Voter-approved parole changes hasten end to federal oversight of Calif. prisons

By Dan Thompson, AP

SACRAMENTO – Voters’ approval of Gov. Jerry Brown’s sentencing reform initiative may give California the long-term solution it needs to end a decadelong legal battle over prison conditions that twice reached the U.S. Supreme Court and has cost taxpayers billions.

Proposition 57 was pitched as a safety valve to reduce an inmate population that is steadily increasing despite state efforts to shift felons from overcrowded state prisons into equally burdened county jails over the past five years.

The initiative incorporates rules into the state Constitution to speed up how quickly felons can be paroled. It also grants the California Department of Corrections and Rehabilitation broad discretion to give more early release credits to inmates who complete rehabilitation programs.

California’s 34 state prisons are on track to exceed a federally imposed prison population cap of about 116,000 within a year, the Public Policy Institute of California said, unless more is done using tools such as those in the proposition, approved by 64 percent of voters on Election Day.

“It provides the tools, but it does depend on how it’s implemented,” institute researcher Magnus Lofstrom said.

Law enforcement officials who opposed the measure said it gives bureaucrats too much power. Opponents predict it will put more felons on the street and boost crime rates that already jumped last year.

The Democratic governor and other supporters said the measure will prevent the indiscriminate release of inmates as a way to keep the prison population below the level that federal judges ruled is necessary to avoid violating inmates’ constitutional rights.

California has made unprecedented efforts to reduce what once was the nation’s largest state prison population, but the judges warned this year that the state must do more to keep prisons from becoming overcrowded again.
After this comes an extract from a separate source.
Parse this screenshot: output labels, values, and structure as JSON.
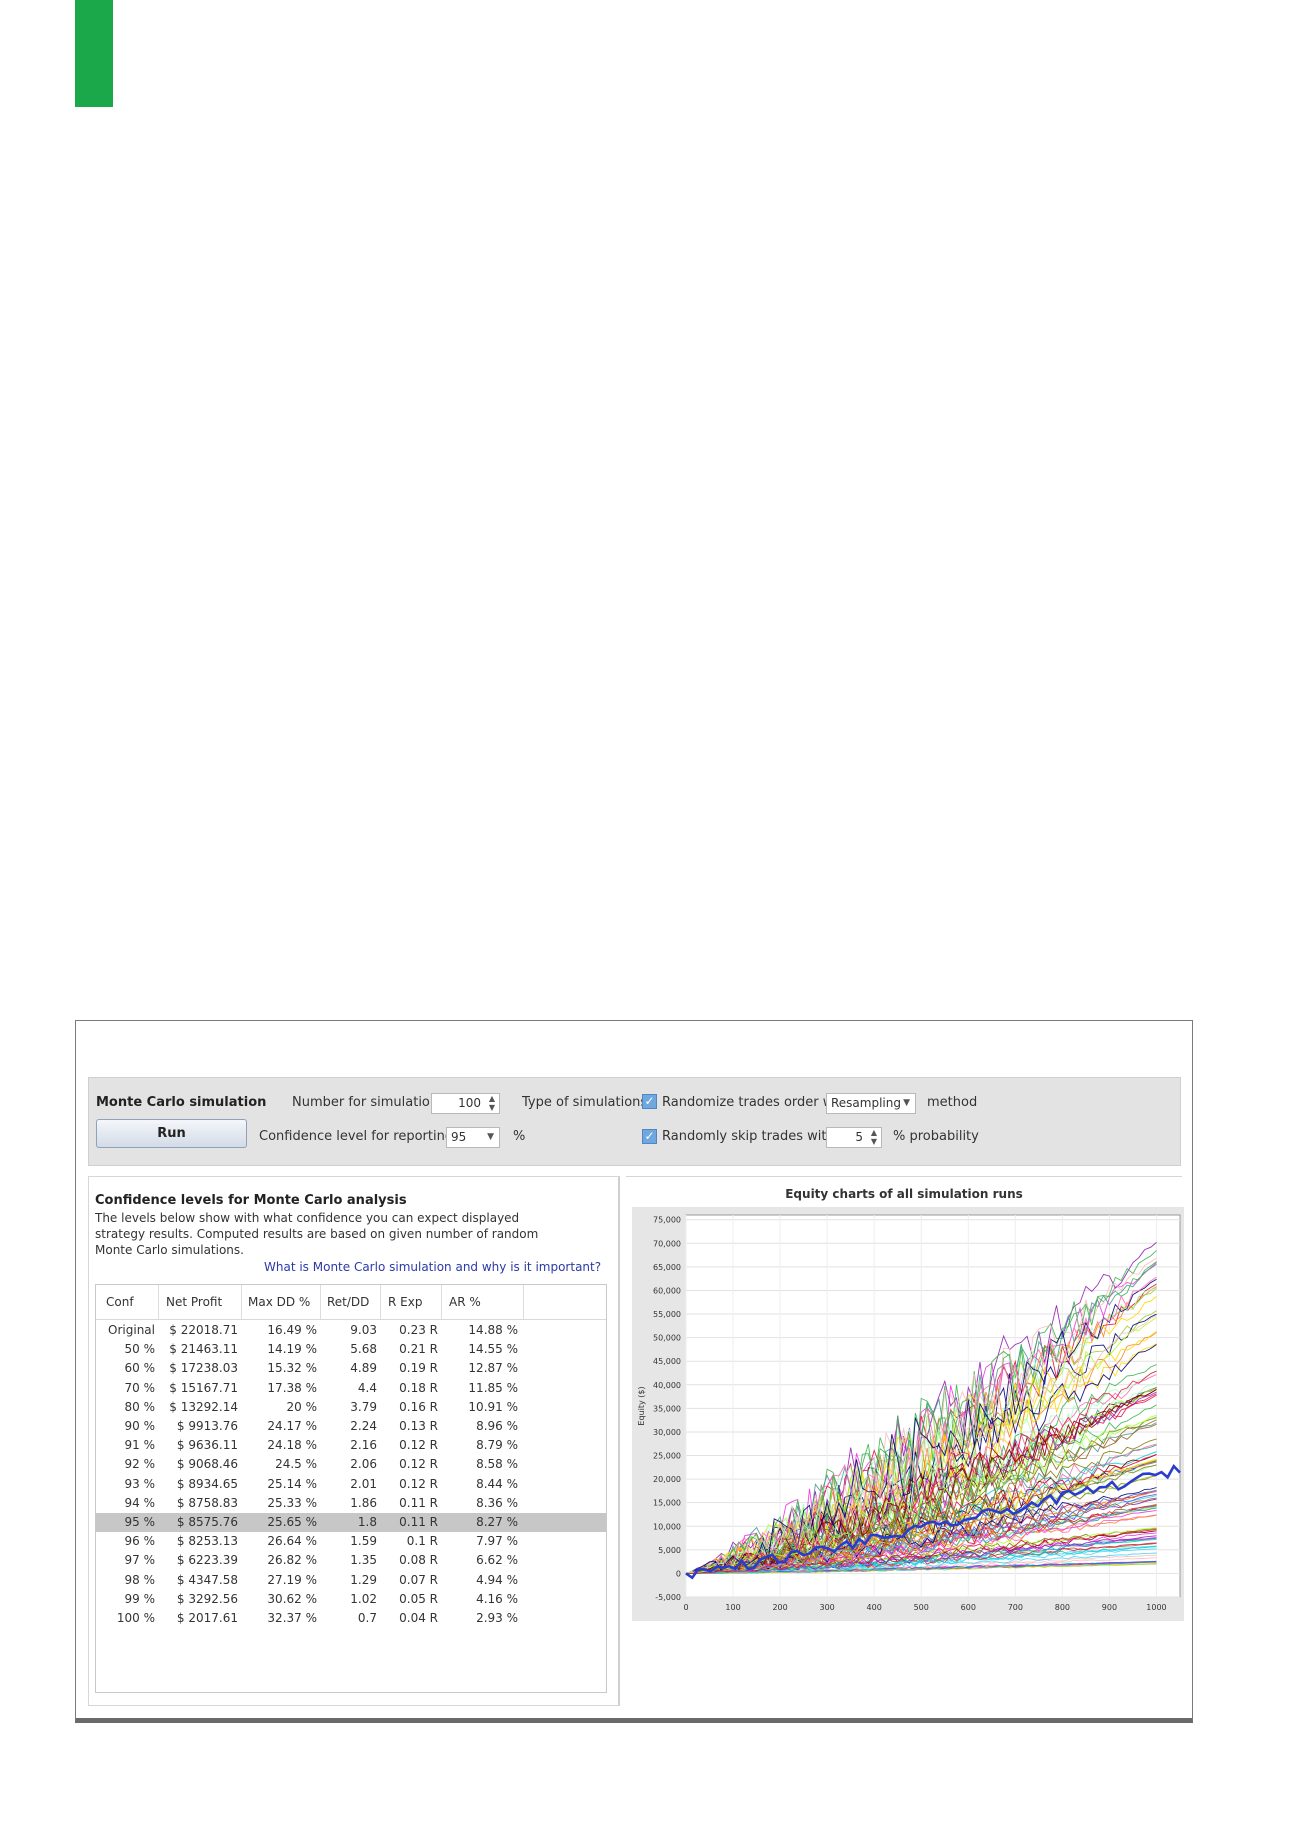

The population is increasing despite Brown’s 2011 criminal justice realignment law that sends less serious felons to county jails instead of state prisons, and despite voters’ approval two years ago of an initiative that reduced several drug and property crimes from felonies to misdemeanors.

Those changes reduced the prison population by more than 40,000 inmates as of July 2015, but it’s creeping back up by about 200 inmates a month as the number of serious, long-term criminals grows.

The new parole standards could offset that jump by releasing more inmates earlier. But the greatest flexibility is in how broadly the administration will use its authority to grant credits that result in other early releases.

Corrections officials wouldn’t comment other than to note that under Prop. 57, they “must be certified as protecting and enhancing public safety.”

Critics fear the open-ended nature of that provision.

“It provides absolutely no limitation on how those credits will be assigned or when they’ll be assigned, so at the whim of the head of the California Department of Corrections and Rehabilitation they can decide when to give credits and when not to give credits,” said George Hofstetter, president of the Association for Los Angeles Deputy Sheriffs.

At least 15 other states give their governor, corrections director or parole board authority to release inmates or reduce their sentences because of overcrowding, according to the Association of State Correctional Administrators.

As an alternative, state officials could decide to increase prison capacity by adding beds, said Drew Soderborg, a criminal justice analyst with the nonpartisan Legislative Analyst’s Office.

However, the judges have discouraged a previous stopgap measure by the state of sending thousands of inmates to private prisons in other states.

California is spending about $800 million this year to house nearly 11,000 inmates in private prisons and to operate new cell houses built for more than 5,300 additional inmates, the state Department of Finance said.

The amount doesn’t include the $3.2 billion spent on prison construction, and it is unclear how much might have been spent without the court order.

Critics said the state now risks shifting the social and financial costs to local governments through increases in crime.

Lofstrom said the success of Prop. 57 depends in part on whether the corrections department can quickly provide programs that will ultimately reduce crime.

The initiative is likely to spark a clamor among inmates for education and rehabilitation programs that could speed their parole.

However, the measure includes no additional money for prison rehabilitation programs.

The Chief Probation Officers of California supported Prop. 57, but the group’s president warned in a statement that the regulations must be carefully written if they are to encourage inmates to turn their lives around.

“The hard work starts now,” said Amador County Chief Probation Officer Mark Bonini.